Sur un plateau de jeu impeccable, le metteur en scène Gilles Pastor transforme ses acteurs (et ses footballeurs !) en figurines animées au service d'un texte complexe et passionnant de Pasolini : "Affabulazione". Nadja Pobel
Il y a les spectacles qui prennent le temps de se mettre en place et ceux qui, dès leur entame, existent pleinement. Avec Affabulazione, Gilles Pastor a indiscutablement choisi la deuxième option. Sur une musique de clavecin en stéréo, il crée d'emblée une dissonance. Et chacun des comédiens de venir du fond de la salle, puis traverser le plateau, dos aux spectateurs. Et rejoindre les coulisses. Ce mini prologue donne le ton : celui d'un spectacle net, d'une élégance peu commune et déjà délicatement grinçant.

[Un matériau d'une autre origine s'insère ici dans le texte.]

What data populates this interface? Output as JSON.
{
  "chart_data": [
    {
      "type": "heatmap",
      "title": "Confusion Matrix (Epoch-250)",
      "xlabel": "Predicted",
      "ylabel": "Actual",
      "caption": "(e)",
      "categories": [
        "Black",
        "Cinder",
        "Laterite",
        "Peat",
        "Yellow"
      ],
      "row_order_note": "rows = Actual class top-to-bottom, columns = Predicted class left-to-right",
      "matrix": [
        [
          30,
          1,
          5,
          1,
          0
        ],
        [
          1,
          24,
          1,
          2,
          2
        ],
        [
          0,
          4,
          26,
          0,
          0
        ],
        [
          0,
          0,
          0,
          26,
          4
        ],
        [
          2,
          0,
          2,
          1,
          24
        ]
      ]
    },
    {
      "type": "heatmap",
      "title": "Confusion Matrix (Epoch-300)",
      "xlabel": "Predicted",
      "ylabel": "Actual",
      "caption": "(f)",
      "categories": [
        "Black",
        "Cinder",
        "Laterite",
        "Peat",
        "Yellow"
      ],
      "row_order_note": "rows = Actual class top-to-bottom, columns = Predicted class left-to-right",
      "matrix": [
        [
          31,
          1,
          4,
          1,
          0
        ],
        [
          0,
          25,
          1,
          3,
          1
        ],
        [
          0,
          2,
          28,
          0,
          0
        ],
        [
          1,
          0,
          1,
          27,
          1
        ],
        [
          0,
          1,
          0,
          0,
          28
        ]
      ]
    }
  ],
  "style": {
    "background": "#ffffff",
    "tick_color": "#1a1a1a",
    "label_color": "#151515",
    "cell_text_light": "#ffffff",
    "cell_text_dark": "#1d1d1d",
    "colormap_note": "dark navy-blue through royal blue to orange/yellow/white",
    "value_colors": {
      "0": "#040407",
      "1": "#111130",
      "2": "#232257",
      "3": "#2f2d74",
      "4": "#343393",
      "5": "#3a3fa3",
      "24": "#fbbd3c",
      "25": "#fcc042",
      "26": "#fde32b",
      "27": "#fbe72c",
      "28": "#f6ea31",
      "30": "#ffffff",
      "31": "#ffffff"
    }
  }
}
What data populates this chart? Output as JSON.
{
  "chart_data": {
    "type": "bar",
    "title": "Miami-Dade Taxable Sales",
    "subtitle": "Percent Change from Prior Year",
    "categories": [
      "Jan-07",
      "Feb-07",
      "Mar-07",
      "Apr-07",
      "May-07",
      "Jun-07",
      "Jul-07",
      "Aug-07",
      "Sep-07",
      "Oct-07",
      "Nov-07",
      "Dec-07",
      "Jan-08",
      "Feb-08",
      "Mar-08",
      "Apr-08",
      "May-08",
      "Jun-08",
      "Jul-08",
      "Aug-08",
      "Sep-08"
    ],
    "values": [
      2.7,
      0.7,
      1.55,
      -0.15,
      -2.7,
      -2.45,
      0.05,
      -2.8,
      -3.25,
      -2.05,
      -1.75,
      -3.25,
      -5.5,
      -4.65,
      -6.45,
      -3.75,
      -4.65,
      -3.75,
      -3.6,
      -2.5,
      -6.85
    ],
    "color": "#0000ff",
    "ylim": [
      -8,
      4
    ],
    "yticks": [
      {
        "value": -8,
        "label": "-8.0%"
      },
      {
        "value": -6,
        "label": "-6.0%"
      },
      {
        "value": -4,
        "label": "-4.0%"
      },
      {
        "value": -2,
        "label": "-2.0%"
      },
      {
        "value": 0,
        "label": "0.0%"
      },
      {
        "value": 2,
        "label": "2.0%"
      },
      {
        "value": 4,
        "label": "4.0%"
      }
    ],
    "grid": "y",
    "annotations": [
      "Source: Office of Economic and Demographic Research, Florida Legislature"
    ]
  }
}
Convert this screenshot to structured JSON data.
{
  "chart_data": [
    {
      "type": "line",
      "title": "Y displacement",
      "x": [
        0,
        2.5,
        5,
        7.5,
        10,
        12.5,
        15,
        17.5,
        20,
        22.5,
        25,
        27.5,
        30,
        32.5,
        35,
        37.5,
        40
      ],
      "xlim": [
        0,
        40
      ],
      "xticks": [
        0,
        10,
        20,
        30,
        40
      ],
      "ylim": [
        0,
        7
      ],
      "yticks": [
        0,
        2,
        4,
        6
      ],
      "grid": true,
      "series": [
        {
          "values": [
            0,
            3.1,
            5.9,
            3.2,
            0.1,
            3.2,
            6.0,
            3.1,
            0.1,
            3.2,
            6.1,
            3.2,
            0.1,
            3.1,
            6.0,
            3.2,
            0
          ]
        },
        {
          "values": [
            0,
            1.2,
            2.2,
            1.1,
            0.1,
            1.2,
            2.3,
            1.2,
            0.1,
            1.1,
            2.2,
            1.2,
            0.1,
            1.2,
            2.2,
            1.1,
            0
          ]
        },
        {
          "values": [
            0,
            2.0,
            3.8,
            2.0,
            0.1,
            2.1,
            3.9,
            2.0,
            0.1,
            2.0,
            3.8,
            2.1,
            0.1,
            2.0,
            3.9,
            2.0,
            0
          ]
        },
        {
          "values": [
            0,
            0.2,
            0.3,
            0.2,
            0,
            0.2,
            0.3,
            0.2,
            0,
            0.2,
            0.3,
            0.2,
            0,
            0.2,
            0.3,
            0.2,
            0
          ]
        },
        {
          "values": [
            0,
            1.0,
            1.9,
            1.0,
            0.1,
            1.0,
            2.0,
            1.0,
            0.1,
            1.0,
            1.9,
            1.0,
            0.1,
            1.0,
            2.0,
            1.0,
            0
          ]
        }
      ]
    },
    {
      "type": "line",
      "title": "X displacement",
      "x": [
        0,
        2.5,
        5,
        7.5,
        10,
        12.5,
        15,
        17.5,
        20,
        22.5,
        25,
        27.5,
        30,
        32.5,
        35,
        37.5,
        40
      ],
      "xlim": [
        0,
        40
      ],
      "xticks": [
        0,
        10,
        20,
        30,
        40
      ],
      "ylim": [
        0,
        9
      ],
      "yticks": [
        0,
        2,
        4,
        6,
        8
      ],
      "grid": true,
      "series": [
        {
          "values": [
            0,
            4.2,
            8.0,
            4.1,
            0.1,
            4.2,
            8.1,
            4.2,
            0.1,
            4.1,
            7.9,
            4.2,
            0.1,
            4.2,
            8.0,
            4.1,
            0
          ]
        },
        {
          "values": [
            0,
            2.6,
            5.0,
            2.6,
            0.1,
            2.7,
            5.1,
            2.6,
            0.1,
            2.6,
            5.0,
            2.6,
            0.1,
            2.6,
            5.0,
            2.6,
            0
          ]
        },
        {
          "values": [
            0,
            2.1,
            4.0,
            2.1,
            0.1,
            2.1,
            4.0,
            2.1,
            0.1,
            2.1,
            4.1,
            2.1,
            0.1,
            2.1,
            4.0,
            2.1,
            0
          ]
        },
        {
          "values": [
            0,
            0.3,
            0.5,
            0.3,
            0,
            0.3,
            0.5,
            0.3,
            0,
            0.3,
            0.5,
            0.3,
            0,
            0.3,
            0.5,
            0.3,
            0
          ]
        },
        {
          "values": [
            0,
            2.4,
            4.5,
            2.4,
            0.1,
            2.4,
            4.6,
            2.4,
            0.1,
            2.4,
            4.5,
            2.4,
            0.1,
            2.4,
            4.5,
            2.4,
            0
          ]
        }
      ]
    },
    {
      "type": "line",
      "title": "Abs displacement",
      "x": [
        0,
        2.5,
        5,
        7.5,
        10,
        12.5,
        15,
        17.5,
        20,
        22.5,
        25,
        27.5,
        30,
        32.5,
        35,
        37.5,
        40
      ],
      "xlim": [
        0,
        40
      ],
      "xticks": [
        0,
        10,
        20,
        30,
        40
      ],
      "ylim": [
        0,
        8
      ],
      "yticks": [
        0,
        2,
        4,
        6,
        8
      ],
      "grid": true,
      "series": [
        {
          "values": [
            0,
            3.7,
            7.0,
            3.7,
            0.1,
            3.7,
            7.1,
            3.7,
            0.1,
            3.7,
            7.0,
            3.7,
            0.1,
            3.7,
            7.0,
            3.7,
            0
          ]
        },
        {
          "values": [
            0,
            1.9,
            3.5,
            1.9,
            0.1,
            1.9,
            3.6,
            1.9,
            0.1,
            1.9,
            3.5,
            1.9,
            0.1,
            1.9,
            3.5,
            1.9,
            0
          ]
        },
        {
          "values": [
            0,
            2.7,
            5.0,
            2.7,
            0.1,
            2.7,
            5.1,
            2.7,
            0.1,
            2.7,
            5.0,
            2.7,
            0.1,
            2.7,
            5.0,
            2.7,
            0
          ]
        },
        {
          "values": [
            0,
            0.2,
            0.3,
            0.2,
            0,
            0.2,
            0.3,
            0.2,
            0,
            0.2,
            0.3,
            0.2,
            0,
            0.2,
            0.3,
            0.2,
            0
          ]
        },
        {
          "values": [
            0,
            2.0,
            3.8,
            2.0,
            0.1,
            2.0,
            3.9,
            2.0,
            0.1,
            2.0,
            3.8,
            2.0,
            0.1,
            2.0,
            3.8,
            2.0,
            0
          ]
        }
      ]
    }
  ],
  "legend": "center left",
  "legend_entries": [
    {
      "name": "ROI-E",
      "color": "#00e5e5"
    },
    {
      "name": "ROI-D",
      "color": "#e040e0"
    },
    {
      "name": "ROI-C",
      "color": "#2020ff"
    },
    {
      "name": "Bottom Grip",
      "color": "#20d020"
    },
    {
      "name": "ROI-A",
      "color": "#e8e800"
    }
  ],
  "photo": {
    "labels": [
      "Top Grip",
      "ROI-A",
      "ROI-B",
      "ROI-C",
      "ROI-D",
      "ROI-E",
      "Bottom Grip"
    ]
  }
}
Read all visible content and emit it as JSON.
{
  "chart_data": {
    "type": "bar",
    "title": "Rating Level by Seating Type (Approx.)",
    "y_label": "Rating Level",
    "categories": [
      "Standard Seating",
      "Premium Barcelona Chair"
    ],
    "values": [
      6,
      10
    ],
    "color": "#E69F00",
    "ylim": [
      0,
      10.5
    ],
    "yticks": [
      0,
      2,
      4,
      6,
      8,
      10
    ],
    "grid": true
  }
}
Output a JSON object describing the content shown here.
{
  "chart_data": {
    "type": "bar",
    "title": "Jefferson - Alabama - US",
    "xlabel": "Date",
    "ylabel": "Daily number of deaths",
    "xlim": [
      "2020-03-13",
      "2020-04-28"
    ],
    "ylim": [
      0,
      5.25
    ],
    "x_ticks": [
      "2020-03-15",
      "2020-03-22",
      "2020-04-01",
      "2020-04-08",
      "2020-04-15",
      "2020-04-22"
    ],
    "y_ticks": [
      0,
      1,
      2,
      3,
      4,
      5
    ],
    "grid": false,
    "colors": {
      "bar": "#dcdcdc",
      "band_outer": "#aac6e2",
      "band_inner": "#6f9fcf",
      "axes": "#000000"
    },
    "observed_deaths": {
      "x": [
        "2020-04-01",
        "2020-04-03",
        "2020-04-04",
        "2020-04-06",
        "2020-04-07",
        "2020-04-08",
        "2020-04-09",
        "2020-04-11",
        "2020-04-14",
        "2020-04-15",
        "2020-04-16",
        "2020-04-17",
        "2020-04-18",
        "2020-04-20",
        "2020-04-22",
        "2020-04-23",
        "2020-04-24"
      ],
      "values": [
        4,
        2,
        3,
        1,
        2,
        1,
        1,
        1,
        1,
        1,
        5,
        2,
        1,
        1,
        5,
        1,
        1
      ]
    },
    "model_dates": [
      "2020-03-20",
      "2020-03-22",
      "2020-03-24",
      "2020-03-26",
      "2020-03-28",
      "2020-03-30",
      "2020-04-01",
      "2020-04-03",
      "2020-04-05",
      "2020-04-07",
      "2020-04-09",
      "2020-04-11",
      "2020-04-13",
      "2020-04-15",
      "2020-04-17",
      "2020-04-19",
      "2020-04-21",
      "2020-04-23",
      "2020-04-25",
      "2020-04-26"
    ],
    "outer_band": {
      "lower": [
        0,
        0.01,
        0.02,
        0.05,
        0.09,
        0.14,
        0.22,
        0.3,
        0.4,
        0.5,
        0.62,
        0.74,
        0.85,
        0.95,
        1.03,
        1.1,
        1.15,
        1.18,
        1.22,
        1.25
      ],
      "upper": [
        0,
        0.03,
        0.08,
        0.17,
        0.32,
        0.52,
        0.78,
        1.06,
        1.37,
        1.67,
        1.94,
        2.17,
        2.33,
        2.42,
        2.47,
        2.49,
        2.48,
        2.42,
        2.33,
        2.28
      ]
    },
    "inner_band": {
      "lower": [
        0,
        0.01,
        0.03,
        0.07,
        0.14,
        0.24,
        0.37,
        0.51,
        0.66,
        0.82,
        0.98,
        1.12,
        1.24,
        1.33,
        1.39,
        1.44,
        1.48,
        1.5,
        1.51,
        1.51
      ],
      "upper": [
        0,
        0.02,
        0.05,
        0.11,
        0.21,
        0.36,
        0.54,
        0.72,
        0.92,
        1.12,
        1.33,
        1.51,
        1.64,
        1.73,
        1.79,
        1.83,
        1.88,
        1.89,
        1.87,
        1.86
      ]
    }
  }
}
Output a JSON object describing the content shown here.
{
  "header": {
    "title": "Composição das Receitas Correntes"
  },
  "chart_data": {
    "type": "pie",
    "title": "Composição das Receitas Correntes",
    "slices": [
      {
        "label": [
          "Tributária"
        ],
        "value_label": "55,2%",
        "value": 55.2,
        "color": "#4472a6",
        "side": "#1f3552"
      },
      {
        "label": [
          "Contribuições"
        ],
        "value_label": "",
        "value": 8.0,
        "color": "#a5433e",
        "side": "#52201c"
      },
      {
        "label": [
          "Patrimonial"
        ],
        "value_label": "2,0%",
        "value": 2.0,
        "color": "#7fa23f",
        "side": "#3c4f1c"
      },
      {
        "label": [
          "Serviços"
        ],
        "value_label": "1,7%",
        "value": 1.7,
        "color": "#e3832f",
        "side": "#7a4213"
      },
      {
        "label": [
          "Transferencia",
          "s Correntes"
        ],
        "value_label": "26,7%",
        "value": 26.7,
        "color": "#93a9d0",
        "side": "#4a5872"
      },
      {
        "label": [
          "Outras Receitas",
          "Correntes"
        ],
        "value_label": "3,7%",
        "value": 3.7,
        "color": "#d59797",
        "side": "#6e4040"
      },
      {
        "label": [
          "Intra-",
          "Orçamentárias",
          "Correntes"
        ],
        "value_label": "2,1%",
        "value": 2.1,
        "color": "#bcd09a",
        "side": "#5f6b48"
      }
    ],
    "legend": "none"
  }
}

Placé sous le haut patronage de Sophocle, avec la voix de Jeanne Moreau pour faire résonner son spectre, Affabulazione raconte dans une langue superbe, quoique complexe, comment un père, riche industriel milanais des années 70, est perturbé par un rêve dans lequel il a pensé tuer son fils. «Comme si dans mon sommeil il avait plu» dit-il. De cet Œdipe inversé allié à une foi soudaine découle une réflexion sur le sens de la paternité et de la jeunesse disparue qui, loin de rester à l'état de théorie insaisissable, s'incarne sur le plateau. Comme dans Théorème, l'équilibre familial s'en trouve chamboulé.
Par terre
Mais si le sujet est grave, son traitement ne l'est pas. Gilles Pastor s'autorise de nombreuses fantaisies, à commencer par le personnage du curé, incarné par le génial Antoine Besson, qui le temps d'un dialogue parle comme s'il ânonnait un cantique. Plus tard, devenu cartomancienne, il plongera ses yeux non dans une boule de cristal mais dans une boule à facettes. Irrésistible. Et tandis que la vidéo (ingrédient récurrent dans le travail du metteur en scène) s'insère dans le spectacle de façon indolore tant son utilisation est maîtrisée, c'est la sonorisation de quelques gestes qui surprend, signalant, comme un grincement de dent, que quelque chose ne tourne plus très rond dans cette famille. Le hors champ est également utilisé à bon escient et contrebalance ce qui se trame sur le plateau, dont une scène d'amour, là encore décalée, entre le fils et sa compagne qui joue un jeu ambigu avec son beau-père, l'impressionnant Jean-Philippe Salério.
Entre tout cela ? Du foot ! Quatre joueurs aèrent à divers moments le spectacle avec un savoir-faire et surtout un sérieux qui siéent au récit et à Pasolini lui-même, grand amateur de la chose. L'irruption du sport est une manière supplémentaire de travailler la géographie du plateau, de tracer d'autres lignes éphémères mais marquantes sur cette pelouse synthétique. Autant d'ingrédients disparates qui nourrissent une création pourtant très cohérente, émouvante, drôle et intrinsèquement politique car posant la question se savoir si les héritiers ne sont finalement pas plus bourgeois que leurs géniteurs.